Выбрать главу

В поле мы обычно отправлялись вдвоем с двоюродным братом Васей Огурцом — так прозвали его за невысокий рост, округлые плечи и пухлые румяные щеки. Отец его, Федор Алексеевич, много лет работал в шахтах, рано состарился, потерял здоровье, и все хозяйство вел шестнадцатилетний Вася. На правах старшего он помогал мне наладить плуг, отбить косу, распутать постромки бороны. Иной раз я выезжал в поле и один. Тогда все приходилось делать самому. Сколько труда стоило надеть на лошадь хомут, затянуть супонь. Лошадь словно знала, что запрягают ее нетвердые детские руки, раздувала живот, мешая себя заподпружить, топталась на месте, не заходила в оглобли. Да и управлять лошадью было нелегко. Зато когда удавалось без огрехов запахать полосу под пар, хорошо уложить воз со снопами ржи — усталости как не бывало! Домашние на похвалу были скупы, но по лицу матери видел, что она мной довольна.

Все чаще меня на целый день отправляли пахать одного. Порой, чтобы не мучить лошадь переездами, приходилось в поле и ночевать. Разведешь костер и дремлешь около него, а лошадь пасется где-нибудь рядом.

Пахать сохой было трудно, особенно после дождя, когда земля пристает к сошникам и надо их чистить, а для этого приходилось то и дело вытаскивать соху, держать на весу. За день так намаешься и натрудишь руки, что вечером ложку не удержать.

Зимой самой тяжелой обязанностью была заготовка дров. Вместе с Васей Огурцом рано утром мы отправлялись на санях в лес. Утопая по пояс в снегу, рубили хворост, затем укладывали его на сани, прикручивая мерзлой веревкой. За короткий зимний день успевали сделать лишь по одной-две ездки. Так постепенно я приучался крестьянствовать и не мыслил, что можно жить иначе.

Вершителем всех дел в доме была мать. Человек пытливого ума, большого и доброго сердца, она не умела ни читать, ни писать.

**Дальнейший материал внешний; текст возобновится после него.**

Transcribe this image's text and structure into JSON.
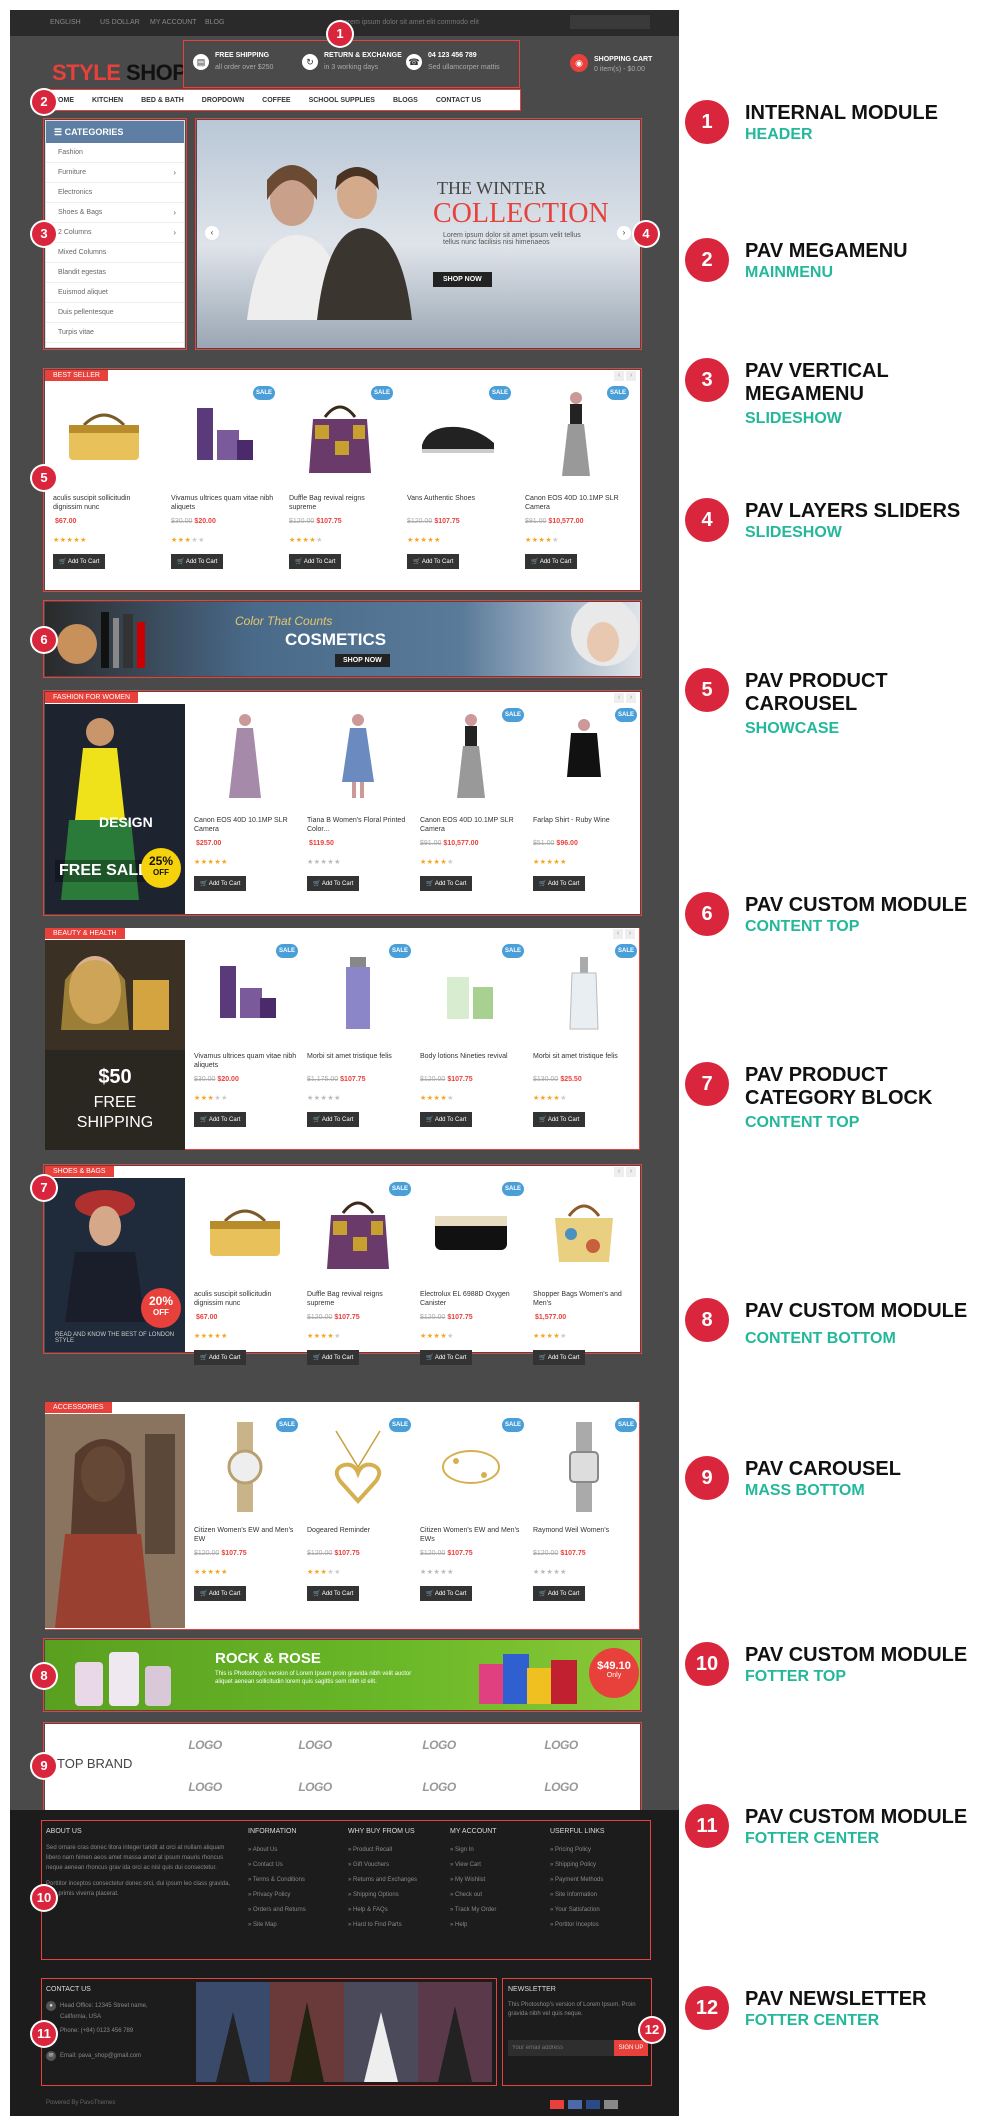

Обучиться грамоте в детстве было негде, а когда вышла замуж, все время отнимали заботы по хозяйству. Поэтому самой большой мечтой ее было дать образование детям.

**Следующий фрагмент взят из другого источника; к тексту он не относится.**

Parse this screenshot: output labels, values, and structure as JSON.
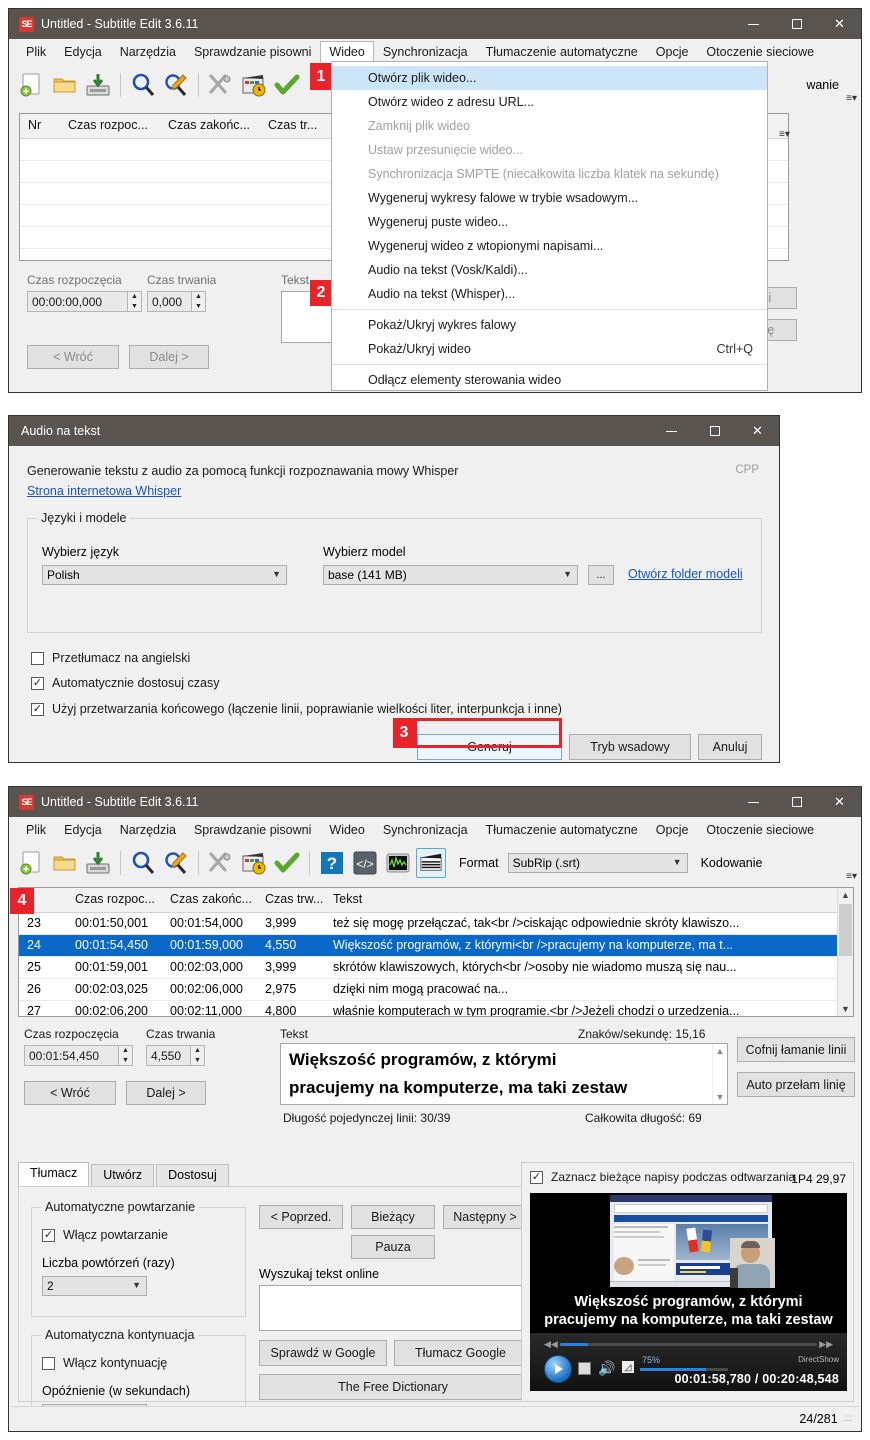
{
  "panel1": {
    "title": "Untitled - Subtitle Edit 3.6.11",
    "app_icon": "SE",
    "window_controls": {
      "minimize": "minimize-icon",
      "maximize": "maximize-icon",
      "close": "✕"
    },
    "menus": [
      "Plik",
      "Edycja",
      "Narzędzia",
      "Sprawdzanie pisowni",
      "Wideo",
      "Synchronizacja",
      "Tłumaczenie automatyczne",
      "Opcje",
      "Otoczenie sieciowe"
    ],
    "active_menu": "Wideo",
    "toolbar_right_partial": "wanie",
    "columns": [
      "Nr",
      "Czas rozpoc...",
      "Czas zakońc...",
      "Czas tr..."
    ],
    "edit": {
      "start_label": "Czas rozpoczęcia",
      "duration_label": "Czas trwania",
      "text_label": "Tekst",
      "start_value": "00:00:00,000",
      "duration_value": "0,000",
      "back_button": "< Wróć",
      "next_button": "Dalej >",
      "unbreak_button": "ij łamanie linii",
      "autobreak_button": "o przełam linię"
    },
    "dropdown": {
      "items": [
        {
          "label": "Otwórz plik wideo...",
          "state": "highlighted",
          "accel": ""
        },
        {
          "label": "Otwórz wideo z adresu URL...",
          "state": "normal",
          "accel": ""
        },
        {
          "label": "Zamknij plik wideo",
          "state": "disabled",
          "accel": ""
        },
        {
          "label": "Ustaw przesunięcie wideo...",
          "state": "disabled",
          "accel": ""
        },
        {
          "label": "Synchronizacja SMPTE (niecałkowita liczba klatek na sekundę)",
          "state": "disabled",
          "accel": ""
        },
        {
          "label": "Wygeneruj wykresy falowe w trybie wsadowym...",
          "state": "normal",
          "accel": ""
        },
        {
          "label": "Wygeneruj puste wideo...",
          "state": "normal",
          "accel": ""
        },
        {
          "label": "Wygeneruj wideo z wtopionymi napisami...",
          "state": "normal",
          "accel": ""
        },
        {
          "label": "Audio na tekst (Vosk/Kaldi)...",
          "state": "normal",
          "accel": ""
        },
        {
          "label": "Audio na tekst (Whisper)...",
          "state": "normal",
          "accel": ""
        },
        {
          "label": "Pokaż/Ukryj wykres falowy",
          "state": "normal",
          "accel": ""
        },
        {
          "label": "Pokaż/Ukryj wideo",
          "state": "normal",
          "accel": "Ctrl+Q"
        },
        {
          "label": "Odłącz elementy sterowania wideo",
          "state": "normal",
          "accel": ""
        }
      ]
    },
    "badges": [
      {
        "number": "1",
        "target": "otworz-plik-wideo"
      },
      {
        "number": "2",
        "target": "audio-na-tekst-whisper"
      }
    ]
  },
  "panel2": {
    "title": "Audio na tekst",
    "window_controls": {
      "minimize": "minimize-icon",
      "maximize": "maximize-icon",
      "close": "✕"
    },
    "description": "Generowanie tekstu z audio za pomocą funkcji rozpoznawania mowy Whisper",
    "engine_tag": "CPP",
    "website_link": "Strona internetowa Whisper",
    "group_label": "Języki i modele",
    "language_label": "Wybierz język",
    "language_value": "Polish",
    "model_label": "Wybierz model",
    "model_value": "base (141 MB)",
    "browse_button": "...",
    "open_models_folder_link": "Otwórz folder modeli",
    "checkboxes": [
      {
        "label": "Przetłumacz na angielski",
        "checked": false
      },
      {
        "label": "Automatycznie dostosuj czasy",
        "checked": true
      },
      {
        "label": "Użyj przetwarzania końcowego (łączenie linii, poprawianie wielkości liter, interpunkcja i inne)",
        "checked": true
      }
    ],
    "generate_button": "Generuj",
    "batch_button": "Tryb wsadowy",
    "cancel_button": "Anuluj",
    "badge": "3"
  },
  "panel3": {
    "title": "Untitled - Subtitle Edit 3.6.11",
    "app_icon": "SE",
    "window_controls": {
      "minimize": "minimize-icon",
      "maximize": "maximize-icon",
      "close": "✕"
    },
    "menus": [
      "Plik",
      "Edycja",
      "Narzędzia",
      "Sprawdzanie pisowni",
      "Wideo",
      "Synchronizacja",
      "Tłumaczenie automatyczne",
      "Opcje",
      "Otoczenie sieciowe"
    ],
    "format_label": "Format",
    "format_value": "SubRip (.srt)",
    "encoding_label": "Kodowanie",
    "badge": "4",
    "columns": [
      "Czas rozpoc...",
      "Czas zakońc...",
      "Czas trw...",
      "Tekst"
    ],
    "rows": [
      {
        "nr": "23",
        "start": "00:01:50,001",
        "end": "00:01:54,000",
        "duration": "3,999",
        "text": "też się mogę przełączać, tak<br />ciskając odpowiednie skróty klawiszo...",
        "selected": false
      },
      {
        "nr": "24",
        "start": "00:01:54,450",
        "end": "00:01:59,000",
        "duration": "4,550",
        "text": "Większość programów, z którymi<br />pracujemy na komputerze, ma t...",
        "selected": true
      },
      {
        "nr": "25",
        "start": "00:01:59,001",
        "end": "00:02:03,000",
        "duration": "3,999",
        "text": "skrótów klawiszowych, których<br />osoby nie wiadomo muszą się nau...",
        "selected": false
      },
      {
        "nr": "26",
        "start": "00:02:03,025",
        "end": "00:02:06,000",
        "duration": "2,975",
        "text": "dzięki nim mogą pracować na...",
        "selected": false
      },
      {
        "nr": "27",
        "start": "00:02:06,200",
        "end": "00:02:11,000",
        "duration": "4,800",
        "text": "właśnie komputerach w tym programie.<br />Jeżeli chodzi o urzedzenia...",
        "selected": false
      }
    ],
    "edit": {
      "start_label": "Czas rozpoczęcia",
      "duration_label": "Czas trwania",
      "text_label": "Tekst",
      "start_value": "00:01:54,450",
      "duration_value": "4,550",
      "cps_label": "Znaków/sekundę: 15,16",
      "text_line1": "Większość programów, z którymi",
      "text_line2": "pracujemy na komputerze, ma taki zestaw",
      "single_line_length": "Długość pojedynczej linii: 30/39",
      "total_length": "Całkowita długość: 69",
      "back_button": "< Wróć",
      "next_button": "Dalej >",
      "unbreak_button": "Cofnij łamanie linii",
      "autobreak_button": "Auto przełam linię"
    },
    "tabs": [
      {
        "label": "Tłumacz",
        "active": true
      },
      {
        "label": "Utwórz",
        "active": false
      },
      {
        "label": "Dostosuj",
        "active": false
      }
    ],
    "auto_repeat": {
      "group_label": "Automatyczne powtarzanie",
      "enable_label": "Włącz powtarzanie",
      "enable_checked": true,
      "count_label": "Liczba powtórzeń (razy)",
      "count_value": "2"
    },
    "auto_continue": {
      "group_label": "Automatyczna kontynuacja",
      "enable_label": "Włącz kontynuację",
      "enable_checked": false,
      "delay_label": "Opóźnienie (w sekundach)"
    },
    "nav_buttons": {
      "previous": "< Poprzed.",
      "current": "Bieżący",
      "next": "Następny >",
      "pause": "Pauza"
    },
    "online_search": {
      "label": "Wyszukaj tekst online",
      "value": "",
      "google_search_button": "Sprawdź w Google",
      "google_translate_button": "Tłumacz Google",
      "free_dictionary_button": "The Free Dictionary"
    },
    "video": {
      "highlight_checkbox_label": "Zaznacz bieżące napisy podczas odtwarzania",
      "highlight_checked": true,
      "format_info": "1P4 29,97",
      "subtitle_overlay": "Większość programów, z którymi pracujemy na komputerze, ma taki zestaw",
      "volume_percent": "75%",
      "engine": "DirectShow",
      "position_time": "00:01:58,780",
      "total_time": "00:20:48,548",
      "time_display": "00:01:58,780 / 00:20:48,548"
    },
    "status_bar": {
      "counter": "24/281"
    }
  },
  "colors": {
    "accent_red": "#e8232a",
    "selection_blue": "#0a68c8",
    "menu_highlight": "#cce4f7",
    "titlebar": "#5a5450",
    "link": "#1b53c4"
  }
}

В те трудные годы в доме нередко не бывало хлеба, в иные черные дни приходилось питаться собранными в лесу желудями, похлебкой из лебеды, но мать делала все, чтобы мы учились. Как ни тяжело было вести хозяйство без старших братьев, воевавших на фронтах гражданской войны, родители отправили Николая в Сережинский лесной техникум. А Павел стал учиться в школе в селе Дальне-Константиново.

Ну, а я остался дома, с грехом пополам «переползал» из класса в класс, находя больше удовлетворения в работе по хозяйству, чем в учебе. Я уже умел не только пахать, косить, но и плести сети, делать корзины, сучить дратву. И только после случая с Орликом, о котором уже рассказано, решил учиться всерьез.

До села Дальне-Константинова было верст шестьдесят. К вечеру мы с Павлом доехали до деревни Макраши, где и заночевали. Здесь я впервые увидел электричество. Долго стоял, онемев от восторга, и, жмурясь, смотрел на мягкий, теплый свет от диковинной лампочки. У нас в селе мы вечерами готовили уроки за семилинейной керосиновой лампой или же при тусклом свете фитиля в плошке с конопляным маслом. Утром еле отмоешь лицо от осевшей копоти. А тут точно в какой-то сказочный мир попал! Так я впервые познакомился с тем, как входил в жизнь ленинский план ГОЭЛРО. Входил в приземистые, крытые соломой избушки, затерявшиеся в глухом сосновом бору…

В субботу утром, в разгар базара мы въехали в Дальне-Константиново. Большое село с добротными деревянными и каменными (многие — в два этажа) домами было очень оживленно, а центральная площадь забита возами крестьян, приехавших со всей округи. В плетеных корзинах сидели живые куры, утки, гуси. Многие возы были доверху завалены лаптями. Рядом шла бойкая торговля горшками. Немного поодаль продавали лошадей, коров, овец и свиней.

Было шумно и празднично. Истошно кричали дородные, круглолицые торговки. Одна зазывала: «Эй, подходи, отрежу горла!» Видя мое недоумение, Павел, смеясь, объяснил: «Это она потрохами торгует…»

Другие разливали по мискам горячие жирные щи, наперебой предлагали пироги с калиной, грибами, рыбой. Такого видеть еще не доводилось. В пустом желудке урчало.

В самой середине базара размещались крытые ларьки и лавки покрупнее; здесь за баснословные деньги продавали дефицитные предметы ширпотреба — цветастые ситцы, расписные платки, шали, хромовые сапоги. Было как-то странно, непривычно видеть масляные рожи преуспевающих торговцев.